The downside was obvious: Eavesdrop on an individual associated with a presidential campaign and Justice and the FBI risk appearing to be interfering with an election. Any possible upside was less clear: Thanks to press leaks, Carter Page knew he was being investigated, Evans noted. That meant Page would assume his lines were tapped and his emails scrutinized, making it unlikely he would communicate anything revealing or damaging by phone or computer. The risk, Evans argued, was not worth the dim prospect of any reward.

The upside/downside equation may have seemed like a reasonable way to approach a difficult problem, but it allowed the FBI to seize the moral high ground.

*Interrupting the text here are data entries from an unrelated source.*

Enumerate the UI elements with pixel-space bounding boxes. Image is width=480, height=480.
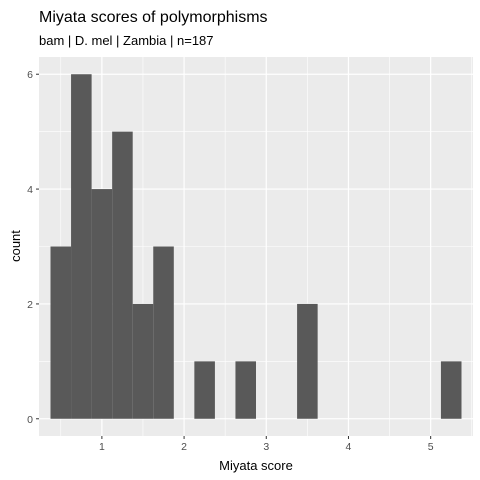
histogram-bar xyxy=(235,361,256,419)
histogram-bar xyxy=(71,74,92,419)
histogram-bar xyxy=(112,131,133,419)
histogram-bar xyxy=(50,246,72,419)
x-tick-label: 5 xyxy=(428,441,434,453)
y-axis-ticks: 0 2 4 6 xyxy=(27,69,39,426)
x-axis-ticks: 1 2 3 4 5 xyxy=(99,436,434,453)
histogram-bar xyxy=(440,361,462,419)
y-axis-title: count xyxy=(8,230,23,262)
x-tick-label: 2 xyxy=(181,441,187,453)
histogram-bar xyxy=(91,189,113,419)
y-tick-label: 0 xyxy=(27,414,33,426)
x-tick-label: 4 xyxy=(346,441,352,453)
x-tick-label: 3 xyxy=(263,441,269,453)
histogram-bar xyxy=(297,303,318,419)
histogram-bar xyxy=(194,361,215,419)
y-tick-label: 6 xyxy=(27,69,33,81)
y-tick-label: 2 xyxy=(27,299,33,311)
histogram-bar xyxy=(153,246,174,419)
x-tick-label: 1 xyxy=(99,441,105,453)
histogram-bars xyxy=(50,74,462,419)
x-axis-title: Miyata score xyxy=(219,458,293,473)
chart-title: Miyata scores of polymorphisms xyxy=(39,9,268,26)
histogram-bar xyxy=(132,303,154,419)
y-tick-label: 4 xyxy=(27,184,33,196)
chart-subtitle: bam | D. mel | Zambia | n=187 xyxy=(39,33,214,48)
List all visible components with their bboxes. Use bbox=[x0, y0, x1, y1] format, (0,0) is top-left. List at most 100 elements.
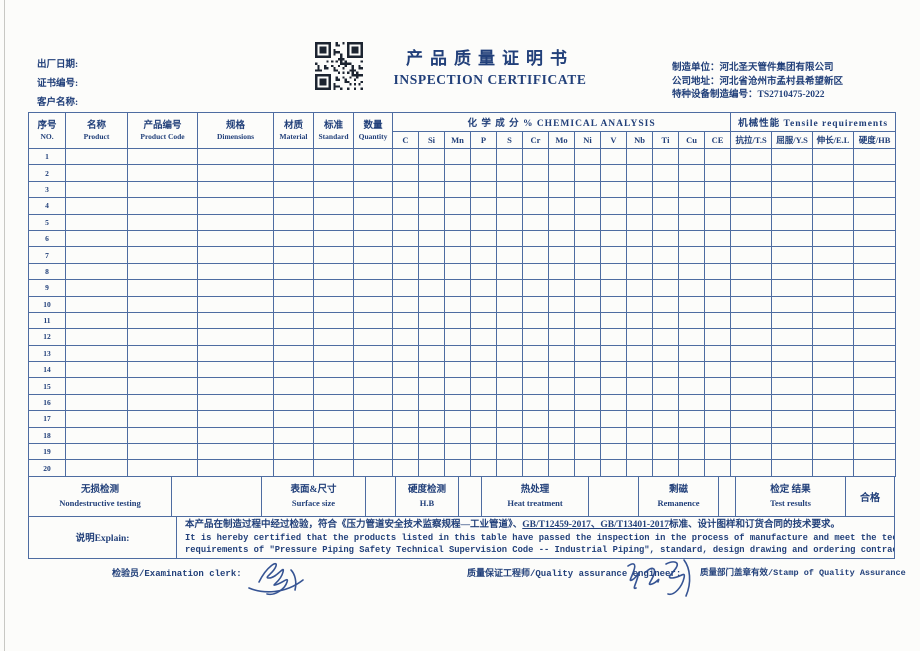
row-number-cell: 9 bbox=[28, 279, 66, 297]
empty-data-cell bbox=[127, 262, 198, 281]
empty-data-cell bbox=[127, 147, 198, 166]
empty-data-cell bbox=[522, 164, 549, 182]
empty-data-cell bbox=[127, 393, 198, 412]
summary-cell: 表面&尺寸 Surface size bbox=[262, 476, 366, 516]
row-number-cell: 4 bbox=[28, 197, 66, 215]
empty-data-cell bbox=[470, 443, 497, 461]
empty-data-cell bbox=[652, 213, 679, 231]
element-header-si: Si bbox=[418, 131, 445, 149]
empty-data-cell bbox=[626, 393, 653, 412]
empty-data-cell bbox=[496, 262, 523, 281]
table-row: 11 bbox=[28, 311, 897, 330]
empty-data-cell bbox=[127, 443, 198, 461]
summary-cell: 热处理 Heat treatment bbox=[482, 476, 589, 516]
table-row: 14 bbox=[28, 361, 897, 379]
empty-data-cell bbox=[771, 295, 814, 313]
empty-data-cell bbox=[652, 426, 679, 445]
empty-data-cell bbox=[522, 262, 549, 281]
column-header-material: 材质 Material bbox=[273, 112, 314, 149]
empty-data-cell bbox=[353, 328, 393, 346]
empty-data-cell bbox=[703, 344, 732, 363]
empty-data-cell bbox=[313, 443, 354, 461]
empty-data-cell bbox=[853, 180, 897, 199]
empty-data-cell bbox=[812, 229, 855, 248]
empty-data-cell bbox=[392, 229, 419, 248]
empty-data-cell bbox=[730, 213, 773, 231]
special-equipment-no: 特种设备制造编号：TS2710475-2022 bbox=[672, 90, 825, 100]
empty-data-cell bbox=[812, 361, 855, 379]
empty-data-cell bbox=[273, 426, 314, 445]
empty-data-cell bbox=[548, 328, 575, 346]
empty-data-cell bbox=[353, 295, 393, 313]
empty-data-cell bbox=[652, 180, 679, 199]
empty-data-cell bbox=[392, 246, 419, 264]
empty-data-cell bbox=[853, 443, 897, 461]
empty-data-cell bbox=[127, 459, 198, 477]
empty-data-cell bbox=[522, 229, 549, 248]
qr-code-icon bbox=[315, 42, 363, 90]
mechanical-properties-header: 机械性能 Tensile requirements bbox=[730, 112, 897, 132]
explain-zh-pre: 本产品在制造过程中经过检验，符合《压力管道安全技术监察规程—工业管道》、 bbox=[185, 519, 523, 530]
mech-column-header: 屈服/Y.S bbox=[771, 131, 814, 149]
empty-data-cell bbox=[496, 246, 523, 264]
empty-data-cell bbox=[65, 180, 128, 199]
table-row: 5 bbox=[28, 213, 897, 231]
empty-data-cell bbox=[197, 410, 274, 428]
empty-data-cell bbox=[574, 361, 601, 379]
empty-data-cell bbox=[127, 180, 198, 199]
table-row: 13 bbox=[28, 344, 897, 363]
empty-data-cell bbox=[626, 295, 653, 313]
empty-data-cell bbox=[652, 295, 679, 313]
empty-data-cell bbox=[574, 147, 601, 166]
empty-data-cell bbox=[626, 361, 653, 379]
empty-data-cell bbox=[496, 443, 523, 461]
empty-data-cell bbox=[652, 459, 679, 477]
empty-data-cell bbox=[418, 393, 445, 412]
explain-label: 说明Explain: bbox=[29, 516, 177, 558]
empty-data-cell bbox=[392, 361, 419, 379]
empty-data-cell bbox=[353, 279, 393, 297]
explain-zh-post: 标准、设计图样和订货合同的技术要求。 bbox=[669, 519, 841, 530]
empty-data-cell bbox=[853, 213, 897, 231]
empty-data-cell bbox=[853, 344, 897, 363]
empty-data-cell bbox=[470, 180, 497, 199]
empty-data-cell bbox=[812, 197, 855, 215]
empty-data-cell bbox=[548, 213, 575, 231]
empty-data-cell bbox=[353, 377, 393, 395]
empty-data-cell bbox=[652, 311, 679, 330]
element-header-ce: CE bbox=[703, 131, 732, 149]
empty-data-cell bbox=[600, 229, 627, 248]
empty-data-cell bbox=[418, 197, 445, 215]
empty-data-cell bbox=[812, 311, 855, 330]
empty-data-cell bbox=[197, 295, 274, 313]
empty-data-cell bbox=[853, 393, 897, 412]
empty-data-cell bbox=[574, 311, 601, 330]
empty-data-cell bbox=[313, 295, 354, 313]
empty-data-cell bbox=[197, 377, 274, 395]
empty-data-cell bbox=[703, 229, 732, 248]
empty-data-cell bbox=[771, 443, 814, 461]
empty-data-cell bbox=[600, 311, 627, 330]
empty-data-cell bbox=[418, 246, 445, 264]
empty-data-cell bbox=[313, 328, 354, 346]
empty-data-cell bbox=[574, 377, 601, 395]
empty-data-cell bbox=[678, 443, 705, 461]
empty-data-cell bbox=[853, 147, 897, 166]
table-row: 4 bbox=[28, 197, 897, 215]
empty-data-cell bbox=[626, 377, 653, 395]
mech-column-header: 硬度/HB bbox=[853, 131, 897, 149]
empty-data-cell bbox=[600, 443, 627, 461]
empty-data-cell bbox=[703, 443, 732, 461]
empty-data-cell bbox=[853, 459, 897, 477]
empty-data-cell bbox=[771, 147, 814, 166]
row-number-cell: 18 bbox=[28, 426, 66, 445]
summary-cell: 剩磁 Remanence bbox=[639, 476, 719, 516]
empty-data-cell bbox=[313, 229, 354, 248]
column-header-product: 名称 Product bbox=[65, 112, 128, 149]
empty-data-cell bbox=[273, 295, 314, 313]
table-row: 8 bbox=[28, 262, 897, 281]
table-row: 1 bbox=[28, 147, 897, 166]
table-row: 15 bbox=[28, 377, 897, 395]
empty-data-cell bbox=[600, 328, 627, 346]
empty-data-cell bbox=[548, 246, 575, 264]
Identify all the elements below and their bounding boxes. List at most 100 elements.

Evans raised the “prudential question” with McCabe, who said he understood the risk but was duty bound not to “pull any punches.” They had to “let the chips fall where they may,” McCabe insisted.

Evans settled for a face-saving, if infamous, footnote to the FISA application. It made the claim that the FBI “speculates” Steele’s paymaster wanted material that could be used against the Trump campaign. Once the footnote was attached to the application, Evans stood down.

“It seems like Stu Evans is the only guy in the whole rotten process who tried to slow things down and asked some questions about what was happening,” a congressional staffer who worked on the House investigation into Russian influence told RealClearInvestigations. “But in the end, it looks like he got steamrolled.”

Evans may not be done with the matter yet. RealClearInvestigations correspondent Paul Sperry reports that he is cooperating with U.S. Attorney John Durham’s probe of wrongdoing at Justice and the FBI. That investigation may prove to be a steamroller of an entirely different sort.